The brewery will be at 2360 E. Grand Ave., in the former Texamerican building. Construction to convert it into a brewery started several months ago.

"We'll be doing test batches within a couple of weeks and we're planning for about six months of test batches and then depending on how well those go and how long it takes to get our bigger pieces of equipment, we want to go into the holiday season doing full commercial production," Ben Bell said.

"We've got our test batch equipment in, we've got our test rice in to start making samples, and our heavy equipment, the main brewing commercial equipment's going to be here in probably, all of it within six months, some of it will be here in a couple of months," Matt Bell said.

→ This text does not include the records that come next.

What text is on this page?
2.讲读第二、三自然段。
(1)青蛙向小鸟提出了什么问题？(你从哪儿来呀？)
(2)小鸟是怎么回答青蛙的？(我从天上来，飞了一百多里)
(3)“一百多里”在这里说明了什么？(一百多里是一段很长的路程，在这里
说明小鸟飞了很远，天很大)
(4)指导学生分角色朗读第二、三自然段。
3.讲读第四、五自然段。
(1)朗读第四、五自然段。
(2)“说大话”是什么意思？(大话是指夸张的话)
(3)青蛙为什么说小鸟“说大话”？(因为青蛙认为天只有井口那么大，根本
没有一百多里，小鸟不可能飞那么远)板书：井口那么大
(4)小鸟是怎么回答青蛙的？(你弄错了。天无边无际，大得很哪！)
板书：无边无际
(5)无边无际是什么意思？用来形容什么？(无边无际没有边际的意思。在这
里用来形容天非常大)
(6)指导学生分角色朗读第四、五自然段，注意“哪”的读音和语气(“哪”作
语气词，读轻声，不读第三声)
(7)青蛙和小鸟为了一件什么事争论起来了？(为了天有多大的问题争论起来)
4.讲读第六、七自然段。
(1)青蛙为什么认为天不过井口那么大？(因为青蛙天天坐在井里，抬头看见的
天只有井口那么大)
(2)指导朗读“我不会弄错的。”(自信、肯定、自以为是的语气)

As for selling their products, Ben Bell said, "Hopefully by the end of the year going into the holiday season."

The plan is for their product to not just be sold locally, but all around the country. "I think you'll see that pretty soon. Definitely, I want people to think of our sake as an Arkansas product and it will represent what Arkansas brings in terms of nature and agriculture, but it's something to show to people outside of Arkansas, so we'll be selling nationally. Our hope is to be exporting, as well," he said.

"I think it's going to bring recognition for the state. I think that it's going to increase -- there'll be more breweries like this. I think that with our production capacity, we'll be exporting throughout the United States, and that's our goal," Matt Bell said.

They will do tours of the facility, and are looking at potentially opening a tasting room in the city, Ben Bell said.

"It's more emotional than I expected. I just have some days where I look at all this and I just have this really deep emotional feeling about, some of it's like I can't believe that it's actually happening, some of it's like it's finally happening," he said. "I mean for me personally, it is a big deal."

  photo  A poster promoting the new Origami Sake, which will be made with rice grown at Isbell Farms.